To win that opening round matchup at Case — and go on a run after that — the Terriers will have to clean up numerous areas. The two glaring issues on Wednesday were defensive rebounding and turnovers.
BU turned it over 14 times, 10 of which came in the opening half. Navy scored 17 points from those giveaways. The Terriers also conceded 19 offensive rebounds, which the Mids turned into 14 second-chance points.
“It came down to missed box outs and turnovers,” said Graves.
Navy, as a result, took 13 more field goals than BU. Graves noted postgame that the number is slightly inflated as the Terriers took seven more free throws, but the Mids undoubtedly took advantage of extra opportunities.
Navy, which forces the second-most turnovers in the Patriot League, made plays to force giveaways, but BU also had too many careless possessions. The Terriers had an offensive 3-second violation, two travels on the catch, multiple bobbled passes in the lane and other passes that whizzed right out of bounds.
When asked if the turnovers were forced or self-inflicted, Graves said, “I thought it was a little of both.”
BU held the Mids to 35 percent shooting from the field (22-for-63) and still trailed by double-digits for the final 5:55 of the contest.

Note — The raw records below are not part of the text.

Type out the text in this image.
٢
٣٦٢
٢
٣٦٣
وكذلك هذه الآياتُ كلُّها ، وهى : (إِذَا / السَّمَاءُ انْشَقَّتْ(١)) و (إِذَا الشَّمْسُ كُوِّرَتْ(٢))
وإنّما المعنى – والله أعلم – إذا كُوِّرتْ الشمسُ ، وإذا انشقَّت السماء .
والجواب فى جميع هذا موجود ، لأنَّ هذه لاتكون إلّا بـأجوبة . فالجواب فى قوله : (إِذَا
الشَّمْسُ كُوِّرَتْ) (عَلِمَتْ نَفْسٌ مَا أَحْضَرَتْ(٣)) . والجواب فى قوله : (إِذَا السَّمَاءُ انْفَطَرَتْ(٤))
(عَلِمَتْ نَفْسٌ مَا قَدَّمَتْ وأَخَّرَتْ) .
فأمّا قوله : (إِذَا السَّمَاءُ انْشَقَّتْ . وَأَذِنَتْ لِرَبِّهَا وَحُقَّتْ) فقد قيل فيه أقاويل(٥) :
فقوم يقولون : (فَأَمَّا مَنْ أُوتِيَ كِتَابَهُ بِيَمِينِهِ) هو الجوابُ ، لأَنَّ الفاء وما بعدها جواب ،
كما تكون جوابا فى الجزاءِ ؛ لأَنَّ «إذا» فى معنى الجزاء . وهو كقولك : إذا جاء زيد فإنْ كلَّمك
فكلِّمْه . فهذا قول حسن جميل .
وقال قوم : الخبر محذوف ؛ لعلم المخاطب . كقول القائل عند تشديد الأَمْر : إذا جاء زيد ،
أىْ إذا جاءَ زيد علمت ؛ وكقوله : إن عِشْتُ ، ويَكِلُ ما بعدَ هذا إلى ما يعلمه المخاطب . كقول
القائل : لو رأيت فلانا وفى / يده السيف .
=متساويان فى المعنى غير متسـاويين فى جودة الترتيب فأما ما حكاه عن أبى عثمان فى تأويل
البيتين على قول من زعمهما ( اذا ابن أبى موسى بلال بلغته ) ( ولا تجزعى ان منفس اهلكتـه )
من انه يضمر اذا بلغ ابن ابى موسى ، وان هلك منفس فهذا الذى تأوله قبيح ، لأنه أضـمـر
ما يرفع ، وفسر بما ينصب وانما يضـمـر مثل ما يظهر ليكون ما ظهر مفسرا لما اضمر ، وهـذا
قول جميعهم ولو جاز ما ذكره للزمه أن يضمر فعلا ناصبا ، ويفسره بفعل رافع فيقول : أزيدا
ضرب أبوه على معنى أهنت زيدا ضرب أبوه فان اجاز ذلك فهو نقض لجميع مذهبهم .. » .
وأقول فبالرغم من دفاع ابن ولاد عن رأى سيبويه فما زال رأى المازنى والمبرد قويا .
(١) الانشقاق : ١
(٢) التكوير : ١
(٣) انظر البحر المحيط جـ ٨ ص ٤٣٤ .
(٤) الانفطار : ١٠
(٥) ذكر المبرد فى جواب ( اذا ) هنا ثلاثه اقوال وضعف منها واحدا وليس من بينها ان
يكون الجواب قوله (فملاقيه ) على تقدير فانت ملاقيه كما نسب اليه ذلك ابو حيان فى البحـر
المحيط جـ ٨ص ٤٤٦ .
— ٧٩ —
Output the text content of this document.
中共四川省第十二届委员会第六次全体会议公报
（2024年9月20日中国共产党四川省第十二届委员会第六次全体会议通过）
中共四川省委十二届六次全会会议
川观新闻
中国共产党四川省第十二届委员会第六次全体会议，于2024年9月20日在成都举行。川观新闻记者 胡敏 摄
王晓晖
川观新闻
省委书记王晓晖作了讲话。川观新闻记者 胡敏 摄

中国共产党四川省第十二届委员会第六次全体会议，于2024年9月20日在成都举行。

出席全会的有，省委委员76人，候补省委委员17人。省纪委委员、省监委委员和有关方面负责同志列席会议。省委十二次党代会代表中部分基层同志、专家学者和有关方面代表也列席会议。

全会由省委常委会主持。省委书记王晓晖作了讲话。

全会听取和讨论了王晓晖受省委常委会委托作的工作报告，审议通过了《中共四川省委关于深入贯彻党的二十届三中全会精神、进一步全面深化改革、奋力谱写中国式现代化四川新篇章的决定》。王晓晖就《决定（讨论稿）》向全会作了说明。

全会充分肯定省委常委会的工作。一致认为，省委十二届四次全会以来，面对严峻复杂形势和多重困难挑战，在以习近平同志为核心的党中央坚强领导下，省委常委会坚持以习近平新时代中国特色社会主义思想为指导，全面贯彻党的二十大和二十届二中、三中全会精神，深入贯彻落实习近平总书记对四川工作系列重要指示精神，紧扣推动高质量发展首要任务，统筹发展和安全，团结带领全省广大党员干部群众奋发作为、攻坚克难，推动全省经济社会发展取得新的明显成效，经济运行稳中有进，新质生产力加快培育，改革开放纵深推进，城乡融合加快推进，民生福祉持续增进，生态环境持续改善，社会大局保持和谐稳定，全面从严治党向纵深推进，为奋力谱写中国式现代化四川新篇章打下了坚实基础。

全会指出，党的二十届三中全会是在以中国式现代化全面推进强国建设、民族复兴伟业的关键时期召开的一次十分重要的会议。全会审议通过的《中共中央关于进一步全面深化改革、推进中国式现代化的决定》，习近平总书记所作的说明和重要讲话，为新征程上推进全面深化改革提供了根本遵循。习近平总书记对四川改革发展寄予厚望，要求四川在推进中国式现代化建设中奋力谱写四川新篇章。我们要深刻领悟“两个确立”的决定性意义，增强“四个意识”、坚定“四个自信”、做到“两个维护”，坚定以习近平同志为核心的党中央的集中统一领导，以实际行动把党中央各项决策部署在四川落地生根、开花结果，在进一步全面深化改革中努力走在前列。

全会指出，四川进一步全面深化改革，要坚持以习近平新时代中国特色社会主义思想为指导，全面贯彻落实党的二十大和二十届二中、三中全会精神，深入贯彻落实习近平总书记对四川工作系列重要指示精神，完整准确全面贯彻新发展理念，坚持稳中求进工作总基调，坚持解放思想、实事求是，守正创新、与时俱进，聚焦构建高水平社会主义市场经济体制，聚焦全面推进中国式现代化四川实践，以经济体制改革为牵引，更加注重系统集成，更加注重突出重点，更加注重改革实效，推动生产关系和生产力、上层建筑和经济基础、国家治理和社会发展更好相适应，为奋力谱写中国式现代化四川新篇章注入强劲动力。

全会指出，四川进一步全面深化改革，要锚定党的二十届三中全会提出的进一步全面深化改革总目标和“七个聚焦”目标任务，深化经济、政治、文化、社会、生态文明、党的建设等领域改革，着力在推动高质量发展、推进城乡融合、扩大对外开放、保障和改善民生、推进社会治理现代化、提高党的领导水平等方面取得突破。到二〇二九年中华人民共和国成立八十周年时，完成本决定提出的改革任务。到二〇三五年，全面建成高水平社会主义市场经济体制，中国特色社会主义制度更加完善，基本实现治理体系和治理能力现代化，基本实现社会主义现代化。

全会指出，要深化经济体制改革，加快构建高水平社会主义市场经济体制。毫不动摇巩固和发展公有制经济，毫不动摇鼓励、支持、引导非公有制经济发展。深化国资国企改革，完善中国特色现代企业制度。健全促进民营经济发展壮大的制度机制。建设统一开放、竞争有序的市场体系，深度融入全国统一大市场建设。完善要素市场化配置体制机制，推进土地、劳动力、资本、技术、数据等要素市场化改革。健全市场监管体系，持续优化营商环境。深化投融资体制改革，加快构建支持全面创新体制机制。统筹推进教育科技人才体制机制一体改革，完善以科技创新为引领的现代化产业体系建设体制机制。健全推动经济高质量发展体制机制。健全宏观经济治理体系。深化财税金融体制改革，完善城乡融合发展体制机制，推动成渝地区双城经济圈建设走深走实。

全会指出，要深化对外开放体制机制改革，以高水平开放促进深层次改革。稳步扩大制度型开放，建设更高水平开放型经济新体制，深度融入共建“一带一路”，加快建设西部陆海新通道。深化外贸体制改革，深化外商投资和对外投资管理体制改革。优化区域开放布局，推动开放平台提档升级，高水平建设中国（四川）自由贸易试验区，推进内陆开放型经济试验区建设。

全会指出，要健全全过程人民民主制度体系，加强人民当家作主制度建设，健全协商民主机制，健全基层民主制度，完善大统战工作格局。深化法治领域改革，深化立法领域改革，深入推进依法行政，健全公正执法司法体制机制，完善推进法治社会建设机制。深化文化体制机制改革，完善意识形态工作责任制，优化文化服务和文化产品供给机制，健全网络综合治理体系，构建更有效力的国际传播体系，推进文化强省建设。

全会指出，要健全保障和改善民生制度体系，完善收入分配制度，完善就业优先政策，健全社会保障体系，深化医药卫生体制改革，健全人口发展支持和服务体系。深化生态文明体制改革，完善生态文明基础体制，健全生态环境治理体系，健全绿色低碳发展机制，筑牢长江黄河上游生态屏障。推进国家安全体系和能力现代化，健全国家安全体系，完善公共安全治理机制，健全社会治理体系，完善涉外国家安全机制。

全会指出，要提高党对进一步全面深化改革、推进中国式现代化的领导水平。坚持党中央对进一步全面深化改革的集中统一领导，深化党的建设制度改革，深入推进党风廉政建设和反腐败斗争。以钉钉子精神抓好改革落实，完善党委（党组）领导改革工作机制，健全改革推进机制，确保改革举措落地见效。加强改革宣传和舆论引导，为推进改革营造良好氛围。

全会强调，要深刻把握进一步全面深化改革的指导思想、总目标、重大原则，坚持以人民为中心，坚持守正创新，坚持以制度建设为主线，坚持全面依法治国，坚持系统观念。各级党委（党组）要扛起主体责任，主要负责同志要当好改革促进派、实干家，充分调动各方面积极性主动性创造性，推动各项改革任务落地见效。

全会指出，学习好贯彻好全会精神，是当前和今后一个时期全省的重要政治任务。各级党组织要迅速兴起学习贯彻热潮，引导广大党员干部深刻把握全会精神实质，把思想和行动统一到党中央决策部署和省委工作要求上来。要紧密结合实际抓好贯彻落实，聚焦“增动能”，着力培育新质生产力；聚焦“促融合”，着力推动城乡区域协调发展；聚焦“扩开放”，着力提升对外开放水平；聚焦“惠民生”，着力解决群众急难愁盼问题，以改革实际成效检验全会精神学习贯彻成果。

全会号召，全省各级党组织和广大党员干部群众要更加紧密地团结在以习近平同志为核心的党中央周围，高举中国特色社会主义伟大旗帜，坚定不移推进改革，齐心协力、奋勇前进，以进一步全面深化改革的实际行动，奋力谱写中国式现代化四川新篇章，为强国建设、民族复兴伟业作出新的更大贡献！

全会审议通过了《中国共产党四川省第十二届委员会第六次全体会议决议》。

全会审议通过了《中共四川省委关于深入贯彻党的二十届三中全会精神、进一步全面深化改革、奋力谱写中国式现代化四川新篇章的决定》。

“I thought defensively, we hit our goal,” Graves said. “We wanted to keep them to 62 or less. We kept them to 60.”
But it all came back to rebounding and turnovers, the same issue BU faced against Navy on Jan. 22, when the Mids took 16 more shots than the Terriers in a 74-64 win.
After that contest, Graves said it was “almost impossible” to win with that discrepancy in field goal attempts.
It becomes even more impossible when the Terriers shoot just 16 for 50 from the field, which they did on Wednesday. Additionally, BU shot 10 for 20 from the free throw line, its second consecutive game shooting at or below 50 percent at the stripe.
“We got to be able to step up and make free throws on the road,” said Graves. “We’re gonna get shots up, we’re gonna get free throws up. But they just have to be composed when they get to the line and try to make those.”
Star senior guard Alex Giannaros (6 points, 2-of-9 shooting) was trapped and never established a rhythm. Navy’s length and physicality impacted the rest of the Terriers, forcing tough shots over heavy contests.
“Alex was trapped the whole game, so it’s a little harder for her to create,” said Graves. “She was trying to get downhill. They’re a lot longer too for her to finish around the rim.”
The first 16 minutes were back-and-forth, but the Mids closed the final four minutes of the first half on a 14-3 run and took a 35-22 lead into halftime. Sophomore guard Kyah Smith (game-high 17 points) scored on three consecutive possessions, knocking down a 3-pointer, three free throws and a turnaround jumper in the lane.
BU fought back, outscoring Navy 16-11 in the third quarter to cut the deficit to eight. The Terriers shot 6 for 13 in the frame, led by eight points on 3-of-3 shooting from sophomore forward Audrey Ericksen. Ericksen sunk a pair of 3s and netted a driving layup just before the shot-clock buzzer. She finished with 11 points, her sixth game in double figures this season.
“Audrey, you know, she hit some shots for us,” Graves said.
The Terriers, however, followed up that frame by shooting 1 for 12 from the field in the fourth quarter. The lone field goal, a Gormley 3, came with 2:07 remaining. By that point, the Mids still led 57-46, and the contest was practically out of reach.
“I thought there were some things we could have finished, but just, you know, we didn’t convert,” said Graves.
As BU gears up for Saturday, it will look to regain some of the momentum it had a week ago. It's do or die from here on out, and four wins stand between the Terriers and an unprecedented run to the NCAA Tournament.
“We just gotta be able to lock in and be confident at home,” Graves said. “And then, like I said, be road warriors and get some upsets on the road.”